R. Moury (1989) ébauche la double rencontre diachronique, celle du patient et celle de l’analyste, nécessaire à la reconnaissance de la réalité psychique du patient : «  ‘De tels patients poussent les analystes aux limites de leur fonctionnement psychique et il leur faut, comme le préconisait Bion, abandonner tout souvenir, tout désir, et surtout toute application d’un savoir théorique pour se porter (...) à l’écoute de la relation d’inconnu : la sienne et celle du patient’  » (p. 161). Par ailleurs A. Green (1974) propose un modèle théorique pour interpréter le déplacement des conflits intra-psychiques à la limite du champ psychique. Par la suite (1982), il décrira la relation d’apparence fusionnelle visant à entériner le contenu dépressif. L’investissement de ‘« la limite dehors/dedans a servi d’occultation aux conflits qui se jouent au sein du dedans ’ » (p. 274).
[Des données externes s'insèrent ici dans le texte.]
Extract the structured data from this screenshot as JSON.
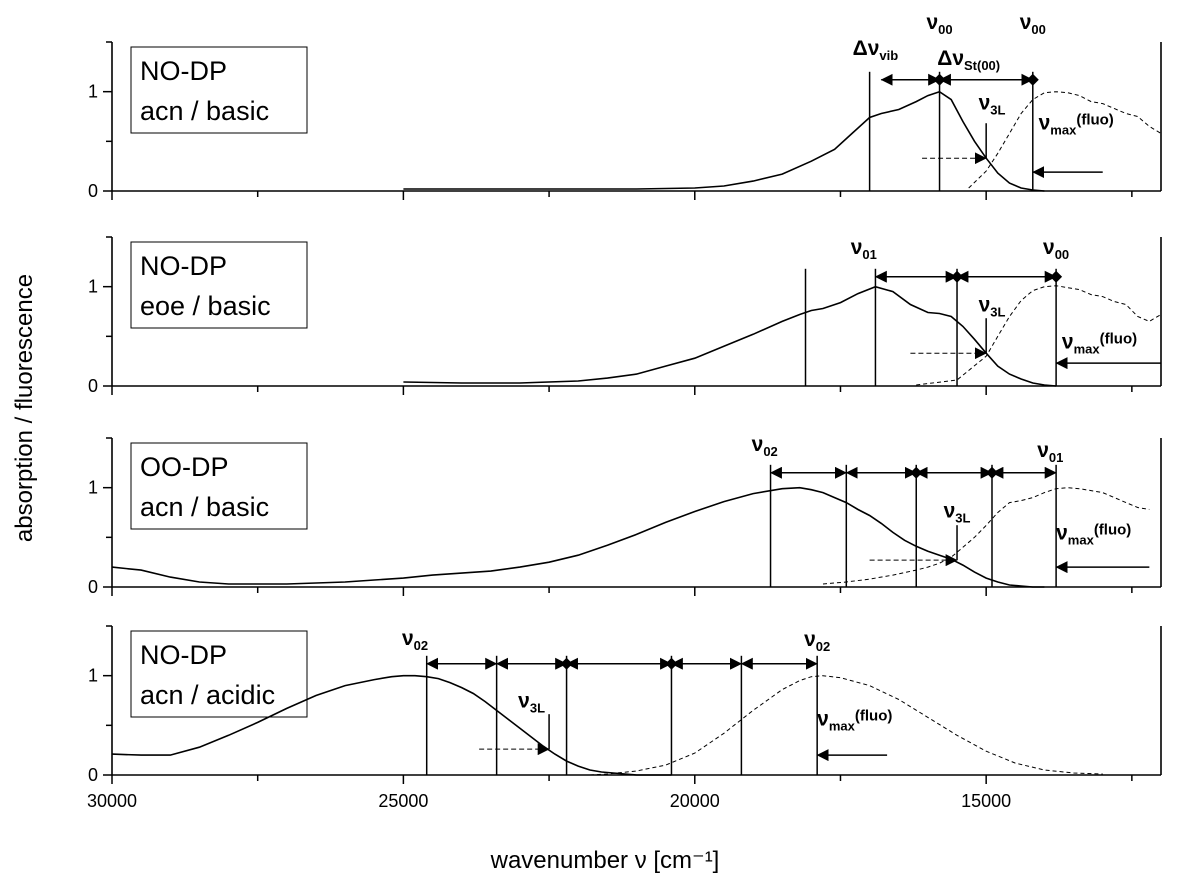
{
  "chart_data": {
    "type": "line",
    "layout": "stacked-panels",
    "xlabel": "wavenumber ν [cm⁻¹]",
    "ylabel": "absorption / fluorescence",
    "xlim": [
      30000,
      12000
    ],
    "x_ticks": [
      30000,
      25000,
      20000,
      15000
    ],
    "x_tick_labels": [
      "30000",
      "25000",
      "20000",
      "15000"
    ],
    "ylim": [
      0,
      1.5
    ],
    "y_ticks": [
      0,
      1
    ],
    "y_tick_labels": [
      "0",
      "1"
    ],
    "panels": [
      {
        "label_line1": "NO-DP",
        "label_line2": "acn / basic",
        "absorption": {
          "line_style": "solid",
          "x": [
            25000,
            24000,
            23000,
            22000,
            21000,
            20000,
            19500,
            19000,
            18500,
            18000,
            17600,
            17300,
            17000,
            16800,
            16500,
            16200,
            16000,
            15800,
            15600,
            15400,
            15200,
            15000,
            14800,
            14600,
            14400,
            14200,
            14000
          ],
          "y": [
            0.02,
            0.02,
            0.02,
            0.02,
            0.02,
            0.03,
            0.05,
            0.1,
            0.17,
            0.3,
            0.42,
            0.58,
            0.74,
            0.78,
            0.82,
            0.9,
            0.96,
            1.0,
            0.92,
            0.7,
            0.5,
            0.33,
            0.18,
            0.08,
            0.03,
            0.01,
            0.0
          ]
        },
        "fluorescence": {
          "line_style": "dashed",
          "x": [
            15300,
            15000,
            14800,
            14600,
            14400,
            14200,
            14000,
            13800,
            13600,
            13400,
            13200,
            13000,
            12800,
            12600,
            12400,
            12200,
            12000
          ],
          "y": [
            0.03,
            0.2,
            0.38,
            0.58,
            0.78,
            0.92,
            0.99,
            1.0,
            0.99,
            0.96,
            0.9,
            0.88,
            0.83,
            0.78,
            0.75,
            0.65,
            0.58
          ]
        },
        "vertical_lines": [
          17000,
          15800,
          14200
        ],
        "arrows": [
          [
            16800,
            15800
          ],
          [
            15800,
            14200
          ]
        ],
        "arrow_y": 1.12,
        "markers": [
          15800,
          14200
        ],
        "nu3L_x": 15000,
        "nu3L_y": 0.33,
        "dashed_arrow_from_x": 16100,
        "fluo_arrow_from_x": 13000,
        "fluo_arrow_to_x": 14200,
        "fluo_arrow_y": 0.19,
        "annotations": [
          {
            "text": "Δν",
            "sub": "vib",
            "x": 16900,
            "y": 1.37
          },
          {
            "text": "ν",
            "sub": "00",
            "x": 15800,
            "y": 1.63
          },
          {
            "text": "Δν",
            "sub": "St(00)",
            "x": 15300,
            "y": 1.27
          },
          {
            "text": "ν",
            "sub": "00",
            "x": 14200,
            "y": 1.63
          },
          {
            "text": "ν",
            "sub": "3L",
            "x": 14900,
            "y": 0.82
          },
          {
            "text": "ν",
            "sub": "max",
            "suffix": "(fluo)",
            "x": 14100,
            "y": 0.62
          }
        ]
      },
      {
        "label_line1": "NO-DP",
        "label_line2": "eoe / basic",
        "absorption": {
          "line_style": "solid",
          "x": [
            25000,
            24000,
            23000,
            22000,
            21500,
            21000,
            20500,
            20000,
            19500,
            19000,
            18500,
            18200,
            18000,
            17800,
            17500,
            17200,
            16900,
            16600,
            16300,
            16000,
            15800,
            15600,
            15400,
            15200,
            15000,
            14800,
            14600,
            14400,
            14200,
            14000,
            13800
          ],
          "y": [
            0.04,
            0.03,
            0.03,
            0.05,
            0.08,
            0.12,
            0.2,
            0.28,
            0.4,
            0.52,
            0.65,
            0.72,
            0.76,
            0.78,
            0.84,
            0.93,
            1.0,
            0.95,
            0.82,
            0.74,
            0.73,
            0.7,
            0.6,
            0.47,
            0.33,
            0.2,
            0.12,
            0.07,
            0.03,
            0.01,
            0.0
          ]
        },
        "fluorescence": {
          "line_style": "dashed",
          "x": [
            16200,
            15500,
            15000,
            14800,
            14600,
            14400,
            14200,
            14000,
            13800,
            13600,
            13400,
            13200,
            13000,
            12800,
            12600,
            12400,
            12200,
            12000
          ],
          "y": [
            0.01,
            0.06,
            0.3,
            0.5,
            0.7,
            0.86,
            0.96,
            1.0,
            1.01,
            0.99,
            0.97,
            0.92,
            0.9,
            0.85,
            0.82,
            0.7,
            0.65,
            0.72
          ]
        },
        "vertical_lines": [
          18100,
          16900,
          15500,
          13800
        ],
        "arrows": [
          [
            16900,
            15500
          ],
          [
            15500,
            13800
          ]
        ],
        "arrow_y": 1.1,
        "markers": [
          15500,
          13800
        ],
        "nu3L_x": 15000,
        "nu3L_y": 0.33,
        "dashed_arrow_from_x": 16300,
        "fluo_arrow_from_x": 12000,
        "fluo_arrow_to_x": 13800,
        "fluo_arrow_y": 0.23,
        "annotations": [
          {
            "text": "ν",
            "sub": "01",
            "x": 17100,
            "y": 1.33
          },
          {
            "text": "ν",
            "sub": "00",
            "x": 13800,
            "y": 1.33
          },
          {
            "text": "ν",
            "sub": "3L",
            "x": 14900,
            "y": 0.75
          },
          {
            "text": "ν",
            "sub": "max",
            "suffix": "(fluo)",
            "x": 13700,
            "y": 0.38
          }
        ]
      },
      {
        "label_line1": "OO-DP",
        "label_line2": "acn / basic",
        "absorption": {
          "line_style": "solid",
          "x": [
            30000,
            29500,
            29000,
            28500,
            28000,
            27500,
            27000,
            26500,
            26000,
            25500,
            25000,
            24500,
            24000,
            23500,
            23000,
            22500,
            22000,
            21500,
            21000,
            20500,
            20000,
            19500,
            19000,
            18500,
            18200,
            18000,
            17800,
            17600,
            17400,
            17200,
            17000,
            16800,
            16600,
            16400,
            16200,
            16000,
            15800,
            15600,
            15400,
            15200,
            15000,
            14800,
            14600,
            14400,
            14200,
            14000
          ],
          "y": [
            0.2,
            0.17,
            0.1,
            0.05,
            0.03,
            0.03,
            0.03,
            0.04,
            0.05,
            0.07,
            0.09,
            0.12,
            0.14,
            0.16,
            0.2,
            0.25,
            0.32,
            0.42,
            0.53,
            0.65,
            0.76,
            0.86,
            0.94,
            0.99,
            1.0,
            0.98,
            0.95,
            0.9,
            0.85,
            0.78,
            0.72,
            0.64,
            0.55,
            0.47,
            0.41,
            0.36,
            0.32,
            0.28,
            0.22,
            0.15,
            0.09,
            0.05,
            0.02,
            0.01,
            0.0,
            0.0
          ]
        },
        "fluorescence": {
          "line_style": "dashed",
          "x": [
            17800,
            17400,
            17000,
            16600,
            16200,
            16000,
            15800,
            15600,
            15400,
            15200,
            15000,
            14800,
            14600,
            14400,
            14200,
            14000,
            13800,
            13600,
            13400,
            13200,
            13000,
            12800,
            12600,
            12400,
            12200
          ],
          "y": [
            0.03,
            0.05,
            0.08,
            0.12,
            0.17,
            0.2,
            0.24,
            0.3,
            0.4,
            0.5,
            0.62,
            0.75,
            0.85,
            0.87,
            0.9,
            0.95,
            0.99,
            1.0,
            0.99,
            0.97,
            0.95,
            0.9,
            0.85,
            0.8,
            0.78
          ]
        },
        "vertical_lines": [
          18700,
          17400,
          16200,
          14900,
          13800
        ],
        "arrows": [
          [
            18700,
            17400
          ],
          [
            17400,
            16200
          ],
          [
            16200,
            14900
          ],
          [
            14900,
            13800
          ]
        ],
        "arrow_y": 1.15,
        "markers": [
          16200,
          14900
        ],
        "nu3L_x": 15500,
        "nu3L_y": 0.27,
        "dashed_arrow_from_x": 17000,
        "fluo_arrow_from_x": 12200,
        "fluo_arrow_to_x": 13800,
        "fluo_arrow_y": 0.2,
        "annotations": [
          {
            "text": "ν",
            "sub": "02",
            "x": 18800,
            "y": 1.37
          },
          {
            "text": "ν",
            "sub": "01",
            "x": 13900,
            "y": 1.31
          },
          {
            "text": "ν",
            "sub": "3L",
            "x": 15500,
            "y": 0.7
          },
          {
            "text": "ν",
            "sub": "max",
            "suffix": "(fluo)",
            "x": 13800,
            "y": 0.48
          }
        ]
      },
      {
        "label_line1": "NO-DP",
        "label_line2": "acn / acidic",
        "absorption": {
          "line_style": "solid",
          "x": [
            30000,
            29500,
            29000,
            28500,
            28000,
            27500,
            27000,
            26500,
            26000,
            25500,
            25200,
            25000,
            24800,
            24600,
            24400,
            24200,
            24000,
            23800,
            23600,
            23400,
            23200,
            23000,
            22800,
            22600,
            22400,
            22200,
            22000,
            21800,
            21600,
            21400,
            21200,
            21000,
            20800,
            20600,
            20400
          ],
          "y": [
            0.21,
            0.2,
            0.2,
            0.28,
            0.4,
            0.53,
            0.67,
            0.8,
            0.9,
            0.96,
            0.99,
            1.0,
            1.0,
            0.99,
            0.97,
            0.93,
            0.88,
            0.82,
            0.74,
            0.65,
            0.56,
            0.47,
            0.38,
            0.29,
            0.21,
            0.14,
            0.09,
            0.05,
            0.03,
            0.02,
            0.01,
            0.0,
            0.0,
            0.0,
            0.0
          ]
        },
        "fluorescence": {
          "line_style": "dashed",
          "x": [
            21800,
            21500,
            21000,
            20500,
            20000,
            19500,
            19000,
            18500,
            18200,
            18000,
            17800,
            17500,
            17000,
            16500,
            16000,
            15500,
            15000,
            14500,
            14000,
            13500,
            13000
          ],
          "y": [
            0.0,
            0.01,
            0.04,
            0.1,
            0.22,
            0.42,
            0.65,
            0.86,
            0.95,
            0.99,
            1.0,
            0.98,
            0.9,
            0.76,
            0.58,
            0.4,
            0.24,
            0.12,
            0.05,
            0.02,
            0.01
          ]
        },
        "vertical_lines": [
          24600,
          23400,
          22200,
          20400,
          19200,
          17900
        ],
        "arrows": [
          [
            24600,
            23400
          ],
          [
            23400,
            22200
          ],
          [
            22200,
            20400
          ],
          [
            20400,
            19200
          ],
          [
            19200,
            17900
          ]
        ],
        "arrow_y": 1.12,
        "markers": [
          22200,
          20400
        ],
        "nu3L_x": 22500,
        "nu3L_y": 0.26,
        "dashed_arrow_from_x": 23700,
        "fluo_arrow_from_x": 16700,
        "fluo_arrow_to_x": 17900,
        "fluo_arrow_y": 0.2,
        "annotations": [
          {
            "text": "ν",
            "sub": "02",
            "x": 24800,
            "y": 1.31
          },
          {
            "text": "ν",
            "sub": "02",
            "x": 17900,
            "y": 1.3
          },
          {
            "text": "ν",
            "sub": "3L",
            "x": 22800,
            "y": 0.68
          },
          {
            "text": "ν",
            "sub": "max",
            "suffix": "(fluo)",
            "x": 17900,
            "y": 0.5
          }
        ]
      }
    ]
  }
}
Le blanc, le vide, l’inconsistance de la pensée sont évocateurs de la discontinuité primitive contribuant à une mise à mort ponctuelle des contenus psychiques. Nous n’irons pas plus loin dans l’analyse théorique du vécu transféro/contre-transférentiel puisque notre parcours nous permettra de reprendre ces différents axes conceptuels. Je voudrais pourtant retenir ici un aspect, celui du cadre. Il n’est pas superflu d’esquisser quelques remarques concernant le cadre pénitentiaire. Nous avons jusqu’ici traduit les processus engagés dans la relation de soin (sur laquelle s’abouche la situation de recherche). Il nous faut maintenant tenir compte du « monde fantôme » 25 carcéral, et ce, pour au moins trois raisons : la première est que nous nous apercevons dans le parcours de nos patients que la période d’incarcération fait, à elle seule, germer la nécessité d’une demande de suivi psychologique. La deuxième raison est que le cadre de consultation, en prison, ne peut être maintenu comme un invariant. Il doit répondre aux exigences du cadre pénitentiaire qui doit, lui, être reconnu comme immuable26. Une troisième raison qui nous préoccupe plus encore est la manière dont les patients ramènent les règles et valeurs de la prison lors des entretiens, le cadre n’étant plus un arrière-fond mais le « processus »27.

Notes
22.

Communication personnelle.

23.

Ravit M. et Vacheret C., 1998.

24.

Kaës R., 1976a, p. 57.

25.

J’emprunte le terme à J. Bleger (1966) qui aborde la signification symbiotique du cadre : “ il nous faut admettre que les institutions et le cadre constituent toujours un‘ monde fantôme’, celui de l’organisation la plus primitive et la moins différenciée ”, p. 260.

26.

Je prendrai pour exemple les horaires des consultations qui peuvent changer d’une semaine sur l’autre, parce que le détenu est mis au quartier disciplinaire, ce qui nécessite l’intervention d’un surveillant - souvent surchargé - pour aller le chercher, parce que le détenu travaille aux ateliers et ne peut laisser son poste vacant - à certaines heures - pour ne pas gêner le travail des autres, etc.

27.

J. Bleger (1966) définit le cadre comme une constante, un non-processus, à l’intérieur duquel le processus a lieu. L’ensemble des facteurs du cadre (horaire, paiement, lieu, temps,...) offrent une permanence, un arrière-plan, une Gestalt, idéalement normale qui permet ainsi l’analyse du processus analytique.